What Casper test type do I select for PA school?

The US professional health sciences test, currently named "United States Casper 2." Confirm your programs appear in the distribution list before booking.

What's a good Casper score for PA school?

3rd or 4th quartile. BU explicitly requires 50th percentile or better; most programs have no published cutoff. See the full scores guide.

When should I take Casper for CASPA?

Early, around primary submission. Scores take 2-3 weeks to arrive, some programs won't review without them, and each program sets a final accepted test date.

Can I retake Casper if I do badly?

Not within the same cycle. Scores also expire after one cycle, so reapplicants test again fresh.
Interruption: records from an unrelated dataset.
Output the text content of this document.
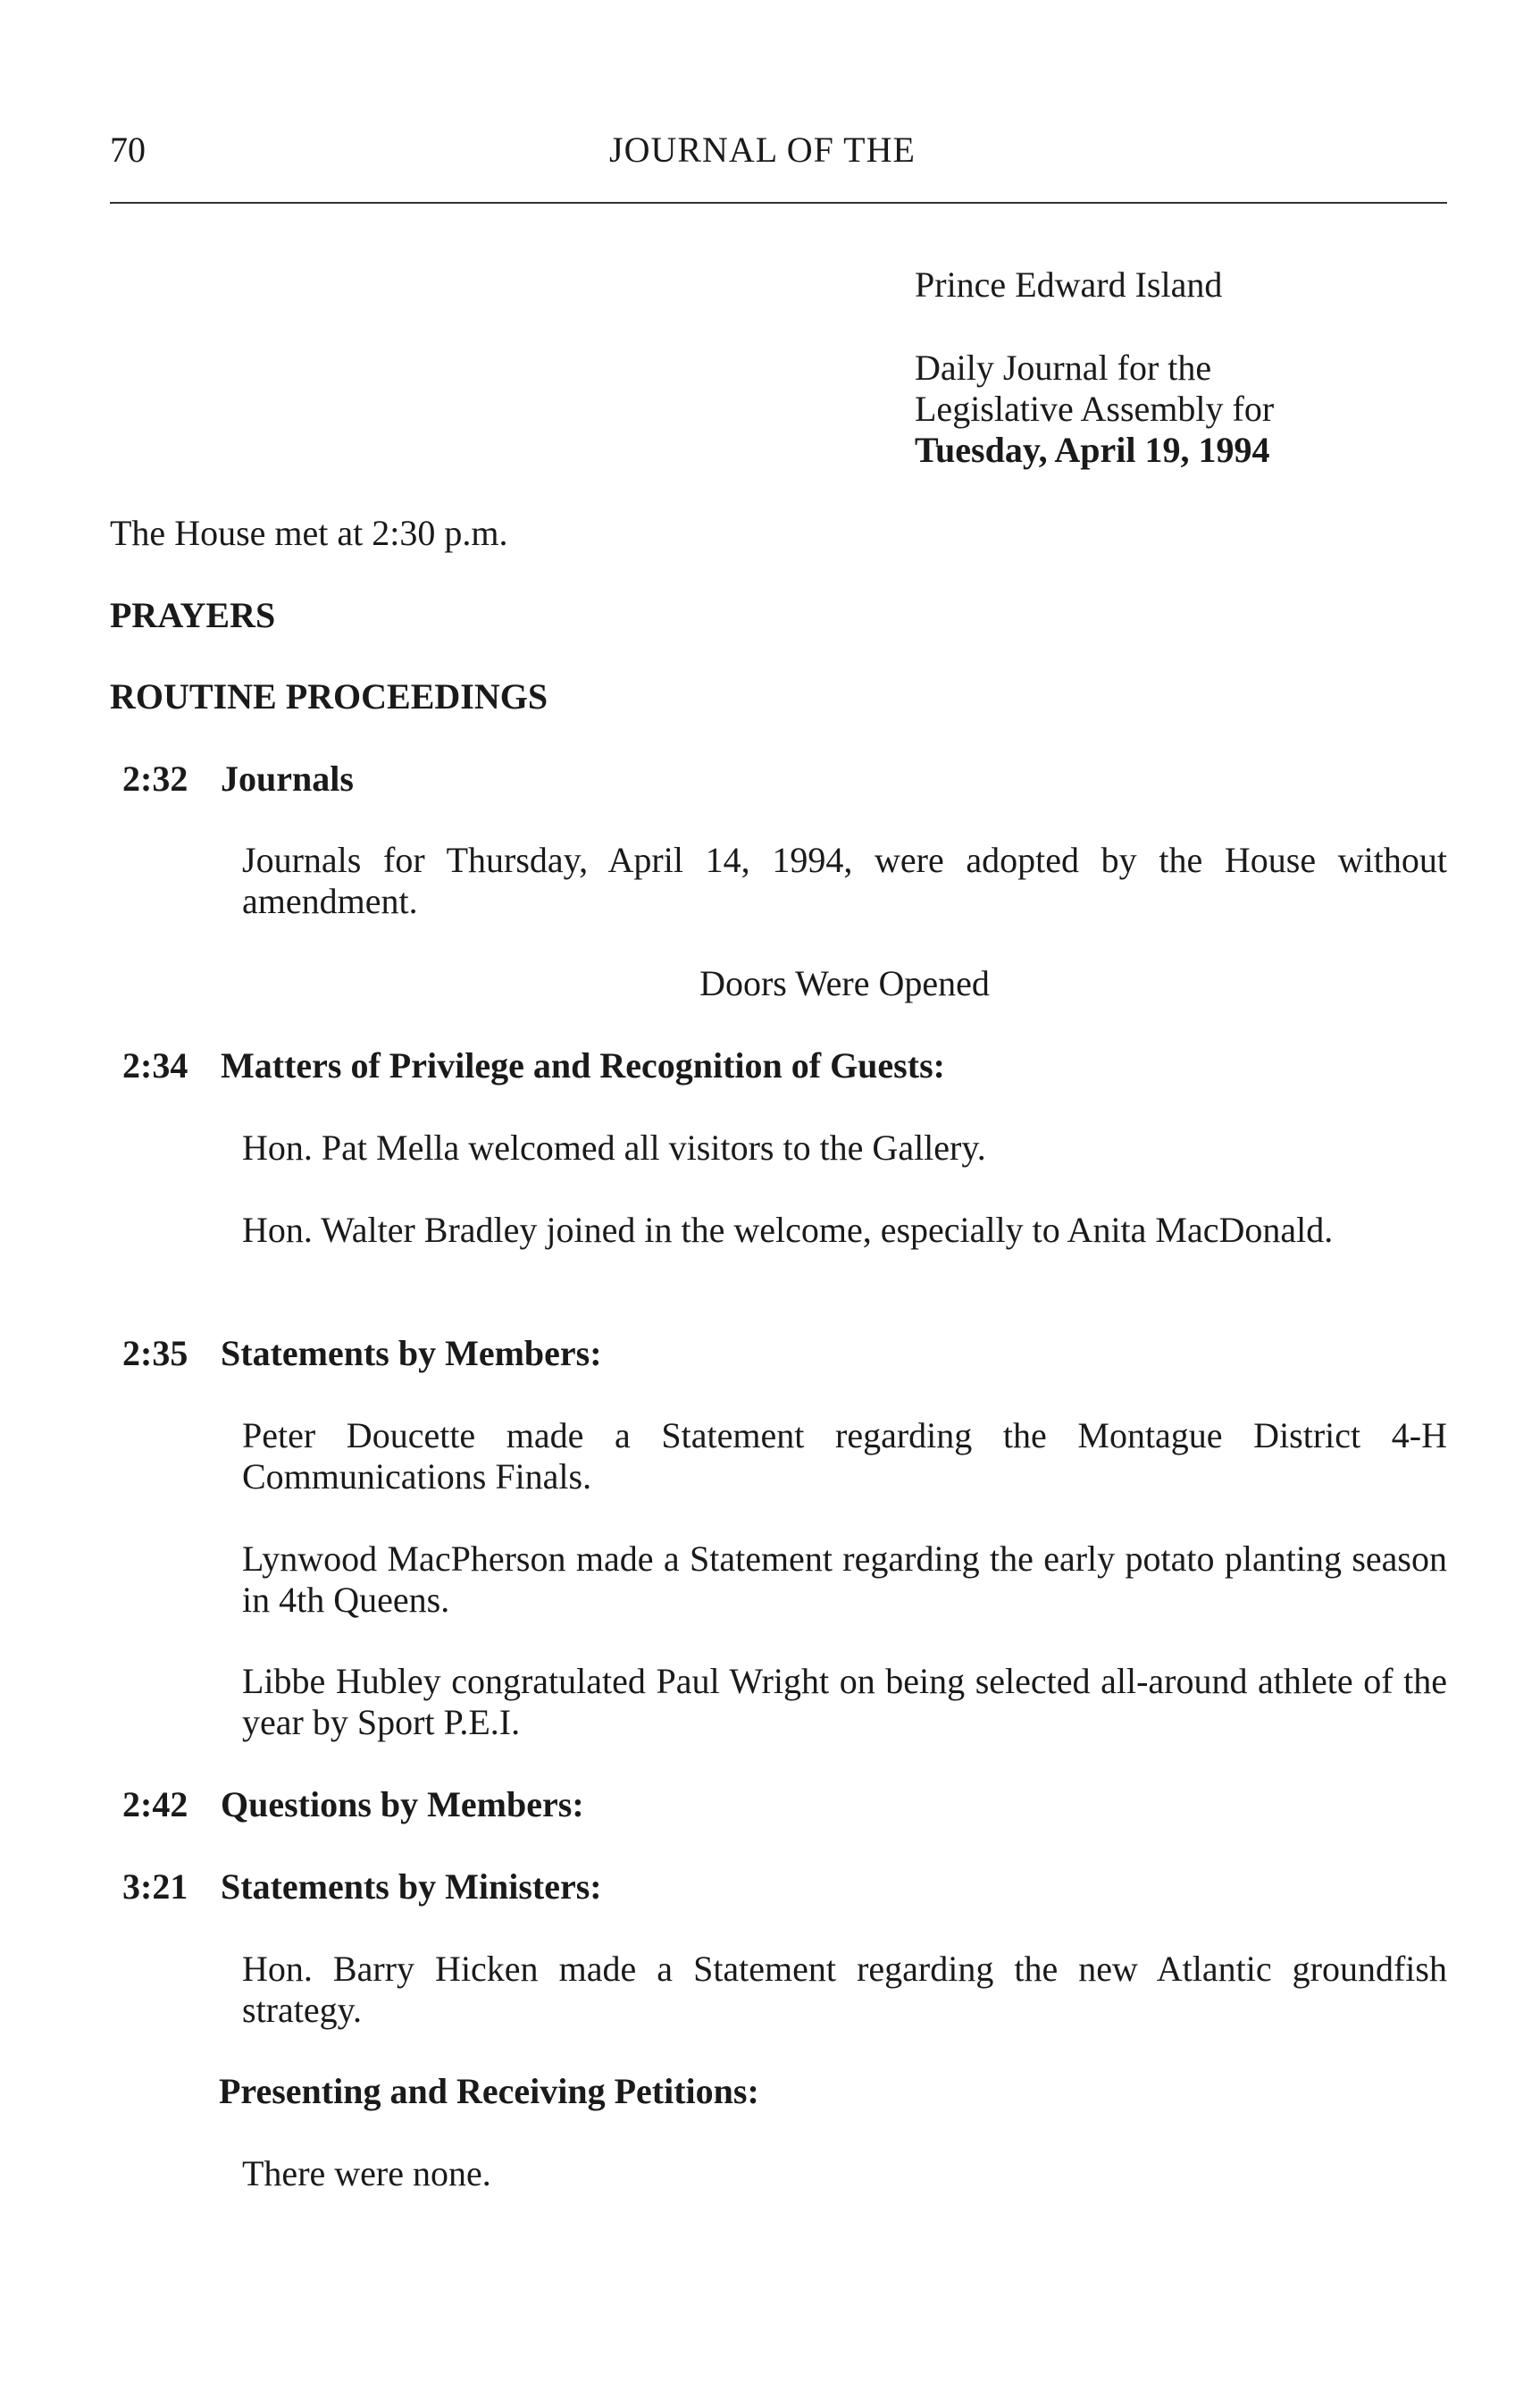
70	JOURNAL OF THE
Prince Edward Island
Daily Journal for the
Legislative Assembly for
Tuesday, April 19, 1994
The House met at 2:30 p.m.
PRAYERS
ROUTINE PROCEEDINGS
2:32 Journals
Journals for Thursday, April 14, 1994, were adopted by the House without amendment.
Doors Were Opened
2:34 Matters of Privilege and Recognition of Guests:
Hon. Pat Mella welcomed all visitors to the Gallery.
Hon. Walter Bradley joined in the welcome, especially to Anita MacDonald.
2:35 Statements by Members:
Peter Doucette made a Statement regarding the Montague District 4-H Communications Finals.
Lynwood MacPherson made a Statement regarding the early potato planting season in 4th Queens.
Libbe Hubley congratulated Paul Wright on being selected all-around athlete of the year by Sport P.E.I.
2:42 Questions by Members:
3:21 Statements by Ministers:
Hon. Barry Hicken made a Statement regarding the new Atlantic groundfish strategy.
Presenting and Receiving Petitions:
There were none.
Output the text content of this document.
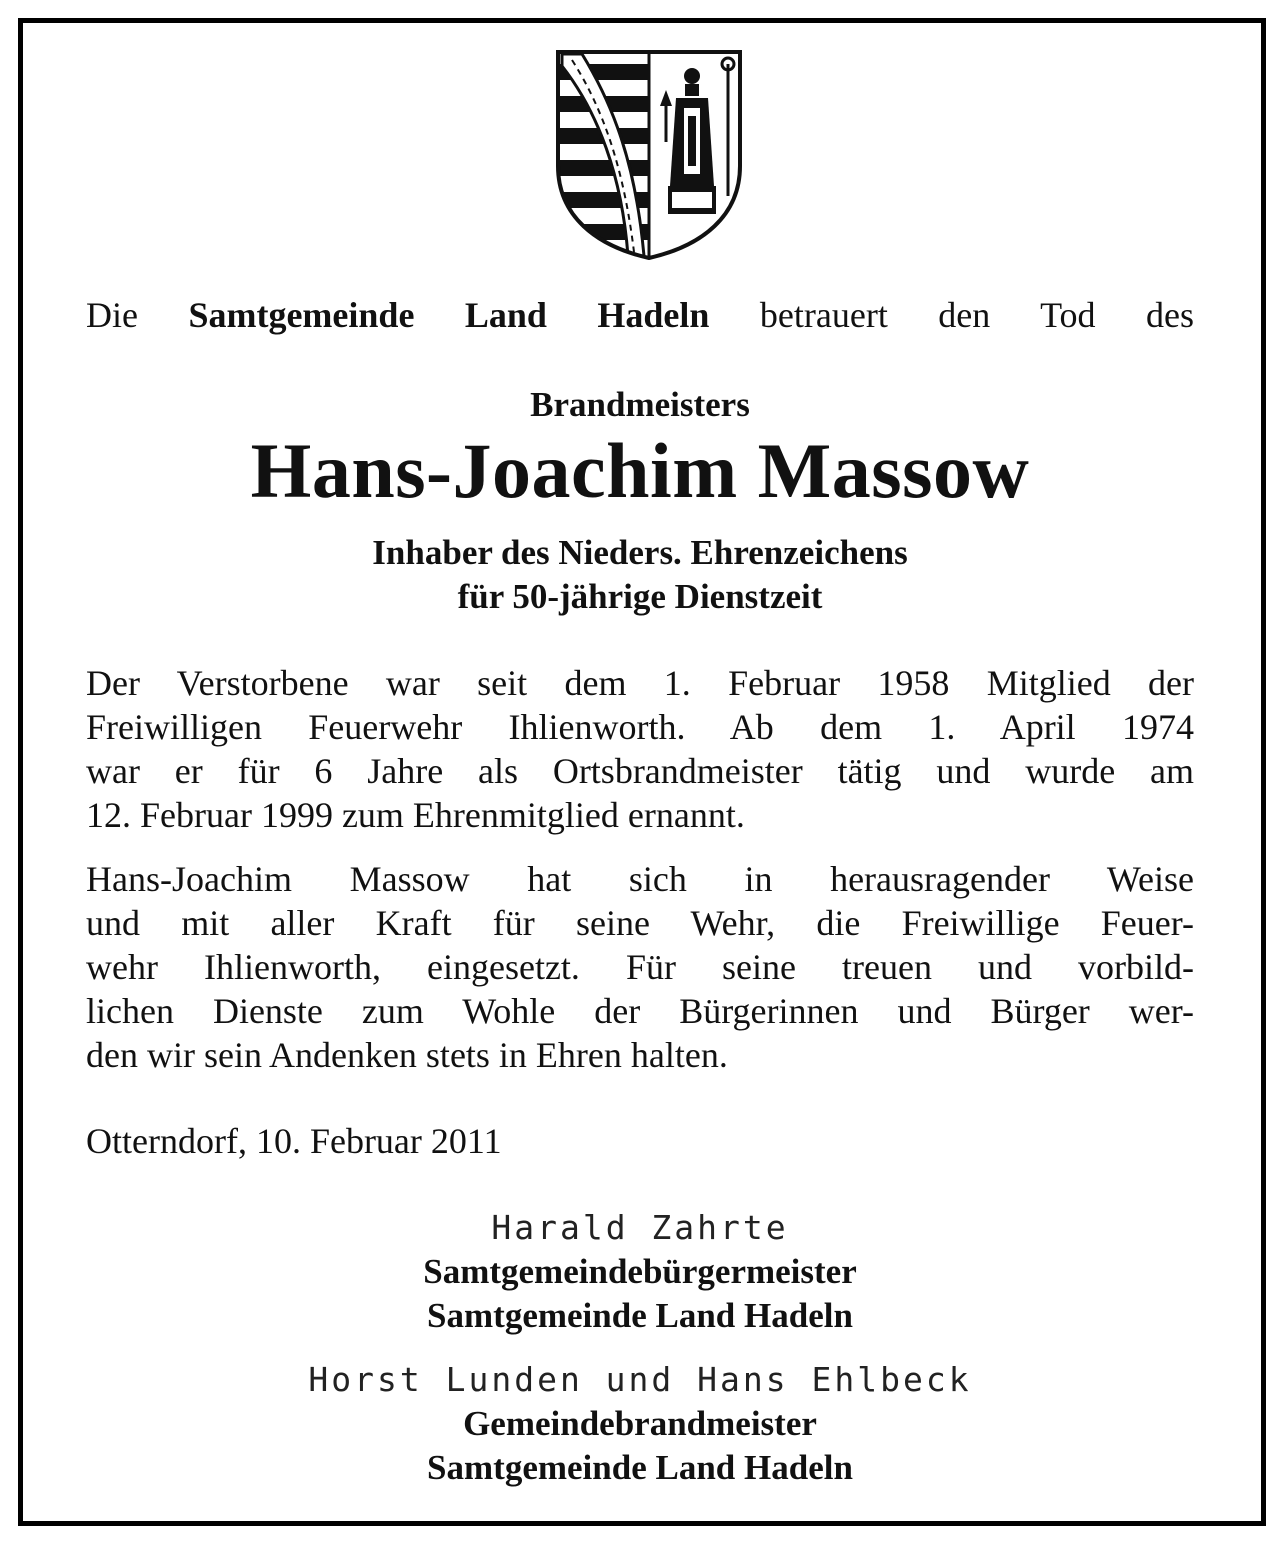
Die Samtgemeinde Land Hadeln betrauert den Tod des
Brandmeisters
Hans-Joachim Massow
Inhaber des Nieders. Ehrenzeichens
für 50-jährige Dienstzeit
Der Verstorbene war seit dem 1. Februar 1958 Mitglied der
Freiwilligen Feuerwehr Ihlienworth. Ab dem 1. April 1974
war er für 6 Jahre als Ortsbrandmeister tätig und wurde am
12. Februar 1999 zum Ehrenmitglied ernannt.
Hans-Joachim Massow hat sich in herausragender Weise
und mit aller Kraft für seine Wehr, die Freiwillige Feuer-
wehr Ihlienworth, eingesetzt. Für seine treuen und vorbild-
lichen Dienste zum Wohle der Bürgerinnen und Bürger wer-
den wir sein Andenken stets in Ehren halten.
Otterndorf, 10. Februar 2011
Harald Zahrte
Samtgemeindebürgermeister
Samtgemeinde Land Hadeln
Horst Lunden und Hans Ehlbeck
Gemeindebrandmeister
Samtgemeinde Land Hadeln
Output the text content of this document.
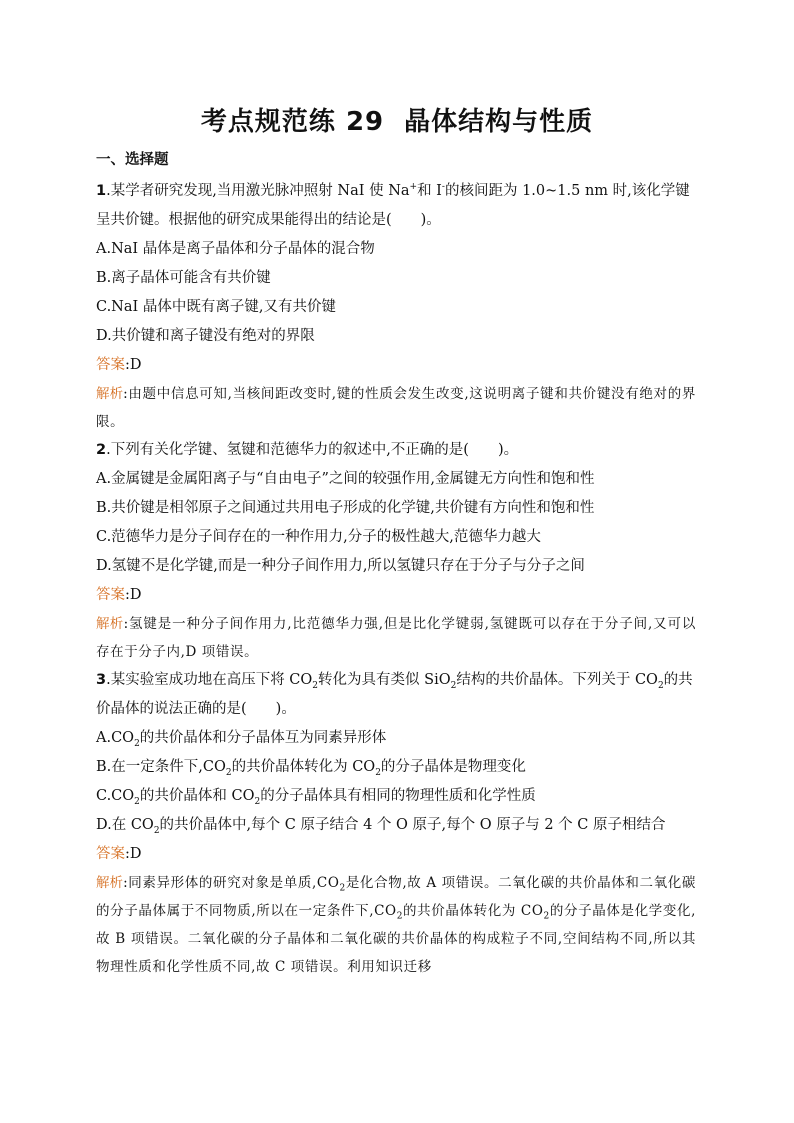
考点规范练 29 晶体结构与性质
一、选择题
1.某学者研究发现,当用激光脉冲照射 NaI 使 Na+和 I-的核间距为 1.0~1.5 nm 时,该化学键呈共价键。根据他的研究成果能得出的结论是(　　)。
A.NaI 晶体是离子晶体和分子晶体的混合物
B.离子晶体可能含有共价键
C.NaI 晶体中既有离子键,又有共价键
D.共价键和离子键没有绝对的界限
答案:D
解析:由题中信息可知,当核间距改变时,键的性质会发生改变,这说明离子键和共价键没有绝对的界限。
2.下列有关化学键、氢键和范德华力的叙述中,不正确的是(　　)。
A.金属键是金属阳离子与“自由电子”之间的较强作用,金属键无方向性和饱和性
B.共价键是相邻原子之间通过共用电子形成的化学键,共价键有方向性和饱和性
C.范德华力是分子间存在的一种作用力,分子的极性越大,范德华力越大
D.氢键不是化学键,而是一种分子间作用力,所以氢键只存在于分子与分子之间
答案:D
解析:氢键是一种分子间作用力,比范德华力强,但是比化学键弱,氢键既可以存在于分子间,又可以存在于分子内,D 项错误。
3.某实验室成功地在高压下将 $CO_2$转化为具有类似 SiO$_2$结构的共价晶体。下列关于 $CO_2$的共价晶体的说法正确的是(　　)。
$A.CO_2$的共价晶体和分子晶体互为同素异形体
B.在一定条件下$,CO_2$的共价晶体转化为 $CO_2$的分子晶体是物理变化
$C.CO_2$的共价晶体和 $CO_2$的分子晶体具有相同的物理性质和化学性质
D.在 $CO_2$的共价晶体中,每个 C 原子结合 4 个 O 原子,每个 O 原子与 2 个 C 原子相结合
答案:D
解析:同素异形体的研究对象是单质$,CO_2$是化合物,故 A 项错误。二氧化碳的共价晶体和二氧化碳的分子晶体属于不同物质,所以在一定条件下$,CO_2$的共价晶体转化为 $CO_2$的分子晶体是化学变化,故 B 项错误。二氧化碳的分子晶体和二氧化碳的共价晶体的构成粒子不同,空间结构不同,所以其物理性质和化学性质不同,故 C 项错误。利用知识迁移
Do PA schools see my actual score?

Programs see a precise standardized score; you see only your quartile, about 4-5 weeks after testing.

The Bottom Line

For PA applicants, Casper is a one-shot, early-cycle logistics problem wrapped around a practicable skill. Verify which of your programs require it, register for the right test type, book a date that beats every deadline on your list, and put your prep hours into timed practice and typing speed. Start with the official practice scenarios and the preparation guide, and take the test once, prepared, instead of wishing for the retake that doesn't exist.